Every game you compose for comes with its challenges. Games that have a “surreal” element or are based in a more “imaginary” setting obviously don’t come with ready-made references. So the challenge is to discharge your own creativity and dig deep to find the musical expression that delivers the best result.
Where do you get your inspiration from?
I try to get inspiration from everything and everywhere – whether it’s a film, a record, or even a book! It’s about emotion and the expression of that emotion. Books can deliver strong sensations which can be translated into music. A book I found particularly inspirational for instance, is Ender’s Game by Orson Scott Card because it transports you to a unique place where your imagination can roam.
(SNEAK PEAK: A quick demo of music composed by Victor for a new Social Point game scheduled for release later this year.)
Are games composers different to other composers?
No, I don’t think there’s any difference. I think that composers increasingly use technology to compose for a variety of media, songs or pieces of music or gaming. I don’t see much difference. It might be arguable that pure sound designers – the guys that just make the noises for a game – are more “geekie” than regular composers (laughs).
How did you get into this career?
After I finished my studies in audio engineering, I did several years of musical apprenticeship here in Spain.
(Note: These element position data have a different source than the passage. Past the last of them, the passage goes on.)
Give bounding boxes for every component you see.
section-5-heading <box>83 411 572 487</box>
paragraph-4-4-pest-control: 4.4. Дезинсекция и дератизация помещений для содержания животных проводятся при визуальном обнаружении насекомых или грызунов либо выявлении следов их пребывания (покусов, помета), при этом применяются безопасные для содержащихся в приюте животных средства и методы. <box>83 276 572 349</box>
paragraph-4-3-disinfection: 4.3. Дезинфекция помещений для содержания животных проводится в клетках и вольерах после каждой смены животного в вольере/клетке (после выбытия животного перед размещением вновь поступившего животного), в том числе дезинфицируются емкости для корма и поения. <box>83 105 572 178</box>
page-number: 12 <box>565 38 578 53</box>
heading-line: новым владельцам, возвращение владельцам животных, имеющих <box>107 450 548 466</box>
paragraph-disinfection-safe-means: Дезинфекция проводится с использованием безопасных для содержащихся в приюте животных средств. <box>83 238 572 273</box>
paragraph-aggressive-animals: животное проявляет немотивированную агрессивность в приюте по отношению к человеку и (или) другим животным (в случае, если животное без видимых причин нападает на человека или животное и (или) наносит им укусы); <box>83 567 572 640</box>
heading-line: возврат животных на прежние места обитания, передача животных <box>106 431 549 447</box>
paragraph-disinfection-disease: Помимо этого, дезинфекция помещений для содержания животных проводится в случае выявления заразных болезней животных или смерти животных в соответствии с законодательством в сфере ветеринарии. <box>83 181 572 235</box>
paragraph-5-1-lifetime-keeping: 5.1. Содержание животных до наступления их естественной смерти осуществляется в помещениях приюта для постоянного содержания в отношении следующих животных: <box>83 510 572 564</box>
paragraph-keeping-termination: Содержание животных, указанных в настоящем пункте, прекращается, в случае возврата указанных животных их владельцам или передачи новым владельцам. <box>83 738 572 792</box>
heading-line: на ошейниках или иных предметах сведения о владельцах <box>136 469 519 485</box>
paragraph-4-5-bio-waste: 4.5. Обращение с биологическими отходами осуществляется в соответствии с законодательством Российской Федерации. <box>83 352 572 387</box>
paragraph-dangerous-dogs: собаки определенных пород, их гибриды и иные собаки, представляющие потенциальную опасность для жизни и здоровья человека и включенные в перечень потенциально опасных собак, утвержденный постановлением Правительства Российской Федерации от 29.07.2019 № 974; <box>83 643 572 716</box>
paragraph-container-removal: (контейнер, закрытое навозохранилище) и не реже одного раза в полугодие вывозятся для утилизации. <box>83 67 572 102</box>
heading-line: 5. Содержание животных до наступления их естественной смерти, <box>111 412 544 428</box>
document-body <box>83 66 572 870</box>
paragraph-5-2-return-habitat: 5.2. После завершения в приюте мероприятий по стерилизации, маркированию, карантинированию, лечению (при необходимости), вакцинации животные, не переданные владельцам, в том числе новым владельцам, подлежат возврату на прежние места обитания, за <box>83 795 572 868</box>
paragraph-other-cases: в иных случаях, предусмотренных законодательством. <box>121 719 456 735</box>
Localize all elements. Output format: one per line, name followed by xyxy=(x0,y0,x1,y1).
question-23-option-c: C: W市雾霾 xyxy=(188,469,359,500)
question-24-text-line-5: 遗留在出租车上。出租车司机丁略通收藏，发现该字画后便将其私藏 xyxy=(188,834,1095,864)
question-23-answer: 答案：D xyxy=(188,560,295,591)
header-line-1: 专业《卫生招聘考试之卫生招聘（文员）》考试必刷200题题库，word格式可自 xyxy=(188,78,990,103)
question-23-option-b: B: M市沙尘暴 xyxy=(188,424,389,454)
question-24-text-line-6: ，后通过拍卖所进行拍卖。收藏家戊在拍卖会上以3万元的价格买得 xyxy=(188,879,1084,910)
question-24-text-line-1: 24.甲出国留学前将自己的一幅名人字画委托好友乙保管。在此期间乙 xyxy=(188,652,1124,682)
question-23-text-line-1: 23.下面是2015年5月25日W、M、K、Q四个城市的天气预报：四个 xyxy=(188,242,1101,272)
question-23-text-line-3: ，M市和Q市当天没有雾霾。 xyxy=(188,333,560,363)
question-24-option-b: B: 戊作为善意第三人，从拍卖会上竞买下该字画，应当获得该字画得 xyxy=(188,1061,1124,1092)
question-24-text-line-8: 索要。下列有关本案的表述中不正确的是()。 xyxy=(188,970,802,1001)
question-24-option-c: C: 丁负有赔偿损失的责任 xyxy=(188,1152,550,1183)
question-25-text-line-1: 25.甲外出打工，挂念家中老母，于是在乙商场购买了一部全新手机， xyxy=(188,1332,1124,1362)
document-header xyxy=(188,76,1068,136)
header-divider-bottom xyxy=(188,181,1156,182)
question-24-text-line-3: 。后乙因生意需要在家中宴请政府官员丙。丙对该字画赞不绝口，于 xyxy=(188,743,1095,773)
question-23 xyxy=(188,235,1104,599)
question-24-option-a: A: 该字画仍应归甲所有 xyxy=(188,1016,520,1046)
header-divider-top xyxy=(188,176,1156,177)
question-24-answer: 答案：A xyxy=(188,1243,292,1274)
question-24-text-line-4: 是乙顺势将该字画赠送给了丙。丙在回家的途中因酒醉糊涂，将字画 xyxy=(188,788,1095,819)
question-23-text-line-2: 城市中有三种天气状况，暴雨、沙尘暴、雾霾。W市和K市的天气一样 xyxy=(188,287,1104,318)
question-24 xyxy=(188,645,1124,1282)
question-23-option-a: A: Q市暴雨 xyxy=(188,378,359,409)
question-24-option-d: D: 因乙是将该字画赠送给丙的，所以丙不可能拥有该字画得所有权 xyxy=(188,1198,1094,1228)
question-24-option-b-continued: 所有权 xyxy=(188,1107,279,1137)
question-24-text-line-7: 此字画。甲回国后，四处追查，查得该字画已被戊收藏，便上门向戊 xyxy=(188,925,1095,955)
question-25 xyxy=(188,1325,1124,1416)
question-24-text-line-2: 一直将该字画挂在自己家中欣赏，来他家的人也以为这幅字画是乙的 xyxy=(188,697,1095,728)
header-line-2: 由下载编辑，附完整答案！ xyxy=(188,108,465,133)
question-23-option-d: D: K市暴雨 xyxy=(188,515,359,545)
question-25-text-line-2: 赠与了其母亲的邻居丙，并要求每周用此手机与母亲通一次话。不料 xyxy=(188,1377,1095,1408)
I was a drummer for five years. I’m also a big gamer – I have played games all my life. I got a lucky break when I joined a young company of 10 people where I could combine these two passions. Three years later I am still here at Social Point – and still loving it.
Is there a video game whose music you really admire? Or a composer or student that you particularly respect?
There are tons of games I really love with awesome music. In terms of composers, I’d probably have to single out the Austrian composer Tomás Dvorák, who composed music for Machinarium, Samorost and other casual games. His stuff is just really very different to other people’s work. I love the way he mixed traditional instruments with electronic to create sounds that transmit a lot and really draw you in. I’m also a real fan of Amon Tobin who wrote the music for Infamous. His stuff has an incredibly personal style – it’s experimental and again, really not like anything else I have heard.